Objective Chance is one of the more subtle interpretations of probability. Thinking of probability in terms of objective chance means thinking about the actual, physical features of the world that determine that probability.

Let's look at an example. When flipping a coin there is a certain probability that the coin will come up "heads." This probability is determined by the physical makeup of the coin and other physical factors: Is the coin heavier on one side than another? How was it flipped? What medium is it travelling to? What is the physical makeup of the surface it lands on? And so on. These are the real features of the world that determine the objective chance that the coin comes up heads.

For this reason, chance is sometimes thought of as a physical concept like "force" or "gravity." These physical concepts determine how our world works, and while we cannot see them directly in action, we can see their effects. It's the same thing with objective chance: the features of an event (the physical makeup of the coin, for example) determine how the coin behaves, and we learn about ojective chance by looking at the resulting behavior of the coin.

Because of this, there is an important connection between objective chance and relative frequency: The objective chance of an event determines the relative frequencies we observe: the physical makeup of the coin (and how its flipped and what it lands on etc...) determines how many "heads" we observe in our sequence of trials, and hence chance determines relative frequency.

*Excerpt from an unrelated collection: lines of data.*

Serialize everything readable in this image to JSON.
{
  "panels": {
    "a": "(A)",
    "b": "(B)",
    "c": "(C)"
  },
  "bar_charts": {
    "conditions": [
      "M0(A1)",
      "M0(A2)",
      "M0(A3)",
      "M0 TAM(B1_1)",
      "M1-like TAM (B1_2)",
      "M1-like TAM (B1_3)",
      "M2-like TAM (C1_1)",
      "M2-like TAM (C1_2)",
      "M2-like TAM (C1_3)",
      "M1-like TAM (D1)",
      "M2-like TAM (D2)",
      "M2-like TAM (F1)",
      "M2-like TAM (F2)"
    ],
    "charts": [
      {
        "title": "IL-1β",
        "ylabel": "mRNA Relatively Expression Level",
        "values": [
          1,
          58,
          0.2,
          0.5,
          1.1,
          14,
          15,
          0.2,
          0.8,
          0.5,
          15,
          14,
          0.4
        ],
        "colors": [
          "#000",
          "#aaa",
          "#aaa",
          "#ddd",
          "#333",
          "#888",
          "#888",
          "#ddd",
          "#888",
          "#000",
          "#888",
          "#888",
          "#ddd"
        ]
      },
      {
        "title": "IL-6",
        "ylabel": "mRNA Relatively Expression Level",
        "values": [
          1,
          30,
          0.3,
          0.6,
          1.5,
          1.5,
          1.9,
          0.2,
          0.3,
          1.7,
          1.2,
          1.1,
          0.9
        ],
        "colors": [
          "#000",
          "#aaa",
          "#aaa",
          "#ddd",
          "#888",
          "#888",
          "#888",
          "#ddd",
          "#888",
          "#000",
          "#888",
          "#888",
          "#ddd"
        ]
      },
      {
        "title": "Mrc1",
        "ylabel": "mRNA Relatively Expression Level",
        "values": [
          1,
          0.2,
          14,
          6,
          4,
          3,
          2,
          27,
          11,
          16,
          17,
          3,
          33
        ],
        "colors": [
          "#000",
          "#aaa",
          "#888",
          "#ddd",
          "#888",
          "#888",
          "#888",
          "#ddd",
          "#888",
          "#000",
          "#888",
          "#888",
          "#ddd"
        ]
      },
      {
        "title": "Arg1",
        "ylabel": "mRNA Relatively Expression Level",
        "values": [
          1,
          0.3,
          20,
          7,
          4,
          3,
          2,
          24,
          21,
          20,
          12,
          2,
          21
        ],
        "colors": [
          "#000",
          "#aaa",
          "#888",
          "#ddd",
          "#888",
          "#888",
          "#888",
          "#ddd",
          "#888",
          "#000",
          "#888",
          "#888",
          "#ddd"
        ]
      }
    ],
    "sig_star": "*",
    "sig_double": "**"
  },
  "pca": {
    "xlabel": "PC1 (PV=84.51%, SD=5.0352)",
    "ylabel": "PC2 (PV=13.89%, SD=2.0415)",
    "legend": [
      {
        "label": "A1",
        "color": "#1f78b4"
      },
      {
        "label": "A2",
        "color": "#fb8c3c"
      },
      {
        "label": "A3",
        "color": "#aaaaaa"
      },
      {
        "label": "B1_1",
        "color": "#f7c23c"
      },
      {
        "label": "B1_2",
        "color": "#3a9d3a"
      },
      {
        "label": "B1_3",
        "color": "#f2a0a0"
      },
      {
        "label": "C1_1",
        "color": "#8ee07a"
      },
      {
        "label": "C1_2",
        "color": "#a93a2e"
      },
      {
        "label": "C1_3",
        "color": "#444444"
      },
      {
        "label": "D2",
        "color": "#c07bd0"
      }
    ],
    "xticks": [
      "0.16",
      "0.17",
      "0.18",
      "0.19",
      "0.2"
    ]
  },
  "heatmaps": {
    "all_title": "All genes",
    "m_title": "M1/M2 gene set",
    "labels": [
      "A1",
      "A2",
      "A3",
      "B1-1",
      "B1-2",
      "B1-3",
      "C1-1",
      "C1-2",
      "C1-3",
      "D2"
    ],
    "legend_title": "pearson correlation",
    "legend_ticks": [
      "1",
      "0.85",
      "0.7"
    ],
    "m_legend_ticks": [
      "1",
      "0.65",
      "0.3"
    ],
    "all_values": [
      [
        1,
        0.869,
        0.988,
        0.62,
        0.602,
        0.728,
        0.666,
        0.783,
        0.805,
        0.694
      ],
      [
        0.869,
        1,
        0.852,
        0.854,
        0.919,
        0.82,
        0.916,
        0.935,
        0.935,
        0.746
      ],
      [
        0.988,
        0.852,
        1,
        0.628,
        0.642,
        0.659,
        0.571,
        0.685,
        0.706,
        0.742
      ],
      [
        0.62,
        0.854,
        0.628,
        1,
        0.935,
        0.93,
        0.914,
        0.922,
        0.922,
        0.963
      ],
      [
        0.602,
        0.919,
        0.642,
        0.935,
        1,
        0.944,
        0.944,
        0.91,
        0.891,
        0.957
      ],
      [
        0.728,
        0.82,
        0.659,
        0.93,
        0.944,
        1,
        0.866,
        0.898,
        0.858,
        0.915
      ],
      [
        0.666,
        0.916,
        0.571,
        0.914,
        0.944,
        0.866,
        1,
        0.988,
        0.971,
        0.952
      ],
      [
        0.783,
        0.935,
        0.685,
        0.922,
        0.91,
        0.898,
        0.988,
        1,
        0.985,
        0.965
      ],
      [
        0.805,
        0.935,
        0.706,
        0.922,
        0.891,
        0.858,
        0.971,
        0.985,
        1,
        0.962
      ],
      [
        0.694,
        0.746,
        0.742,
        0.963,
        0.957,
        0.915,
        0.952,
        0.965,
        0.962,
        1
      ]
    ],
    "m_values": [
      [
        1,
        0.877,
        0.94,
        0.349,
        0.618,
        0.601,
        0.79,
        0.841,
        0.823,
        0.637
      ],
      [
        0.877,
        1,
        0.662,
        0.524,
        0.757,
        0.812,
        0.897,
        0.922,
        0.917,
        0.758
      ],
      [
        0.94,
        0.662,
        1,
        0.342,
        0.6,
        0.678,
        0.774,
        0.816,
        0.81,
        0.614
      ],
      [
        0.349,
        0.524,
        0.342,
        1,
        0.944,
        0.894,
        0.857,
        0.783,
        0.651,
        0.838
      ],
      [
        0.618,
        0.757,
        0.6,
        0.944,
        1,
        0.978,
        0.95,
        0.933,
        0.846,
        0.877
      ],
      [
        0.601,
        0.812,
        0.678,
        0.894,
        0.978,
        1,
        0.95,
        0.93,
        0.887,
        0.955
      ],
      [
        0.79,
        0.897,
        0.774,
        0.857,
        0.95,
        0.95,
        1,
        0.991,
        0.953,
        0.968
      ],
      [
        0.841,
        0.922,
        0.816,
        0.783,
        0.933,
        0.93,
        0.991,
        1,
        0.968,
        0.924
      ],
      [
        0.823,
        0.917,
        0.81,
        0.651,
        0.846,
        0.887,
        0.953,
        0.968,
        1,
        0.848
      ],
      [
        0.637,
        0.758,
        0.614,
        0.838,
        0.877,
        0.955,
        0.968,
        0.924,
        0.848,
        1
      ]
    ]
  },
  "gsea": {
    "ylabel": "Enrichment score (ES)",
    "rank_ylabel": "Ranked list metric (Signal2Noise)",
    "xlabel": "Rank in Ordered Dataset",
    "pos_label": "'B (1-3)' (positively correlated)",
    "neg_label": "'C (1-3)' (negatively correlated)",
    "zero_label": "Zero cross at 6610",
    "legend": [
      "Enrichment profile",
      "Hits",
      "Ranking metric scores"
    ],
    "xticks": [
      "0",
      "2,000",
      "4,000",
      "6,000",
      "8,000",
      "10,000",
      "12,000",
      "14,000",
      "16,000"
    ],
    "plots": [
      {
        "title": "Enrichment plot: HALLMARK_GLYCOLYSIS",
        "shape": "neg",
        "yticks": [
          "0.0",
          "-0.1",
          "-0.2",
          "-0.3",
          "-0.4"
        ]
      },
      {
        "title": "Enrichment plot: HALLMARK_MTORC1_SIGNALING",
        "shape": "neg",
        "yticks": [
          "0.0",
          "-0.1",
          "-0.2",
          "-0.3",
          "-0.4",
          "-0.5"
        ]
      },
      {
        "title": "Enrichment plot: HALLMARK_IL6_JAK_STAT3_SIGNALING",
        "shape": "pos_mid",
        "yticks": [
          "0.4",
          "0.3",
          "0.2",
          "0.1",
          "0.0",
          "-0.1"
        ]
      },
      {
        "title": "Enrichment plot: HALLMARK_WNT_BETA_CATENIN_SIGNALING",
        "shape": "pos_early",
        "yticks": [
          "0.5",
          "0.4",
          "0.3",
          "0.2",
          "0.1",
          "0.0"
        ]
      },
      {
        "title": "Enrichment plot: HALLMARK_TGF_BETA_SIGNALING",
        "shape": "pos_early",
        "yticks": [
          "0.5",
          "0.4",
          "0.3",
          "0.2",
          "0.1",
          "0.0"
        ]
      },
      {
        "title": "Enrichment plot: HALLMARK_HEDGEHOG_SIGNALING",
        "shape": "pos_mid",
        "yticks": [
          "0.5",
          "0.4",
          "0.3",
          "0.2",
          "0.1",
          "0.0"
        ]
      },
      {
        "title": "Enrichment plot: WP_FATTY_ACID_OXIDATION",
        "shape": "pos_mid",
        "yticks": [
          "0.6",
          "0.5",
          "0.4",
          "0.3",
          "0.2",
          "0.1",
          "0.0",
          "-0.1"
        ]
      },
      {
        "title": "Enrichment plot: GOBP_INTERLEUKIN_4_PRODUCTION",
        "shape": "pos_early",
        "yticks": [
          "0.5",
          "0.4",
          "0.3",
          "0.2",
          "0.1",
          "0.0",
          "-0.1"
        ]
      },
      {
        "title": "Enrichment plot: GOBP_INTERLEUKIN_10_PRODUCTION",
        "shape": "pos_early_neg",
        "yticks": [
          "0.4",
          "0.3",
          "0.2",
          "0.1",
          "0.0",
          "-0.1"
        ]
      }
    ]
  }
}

Another interesting connection between relative frequency, objective chance, and degrees of belief is this: if you are coherent, and if the trials of an experiment are independent of each other, then as the number of trials increases, your degree of belief that the observed relative frequency approximates the true objective chance approaches 1. That is, the more trials you perform, your confidence that the results you obtain actually are the objective chances behind the trials increases towards complete certainty.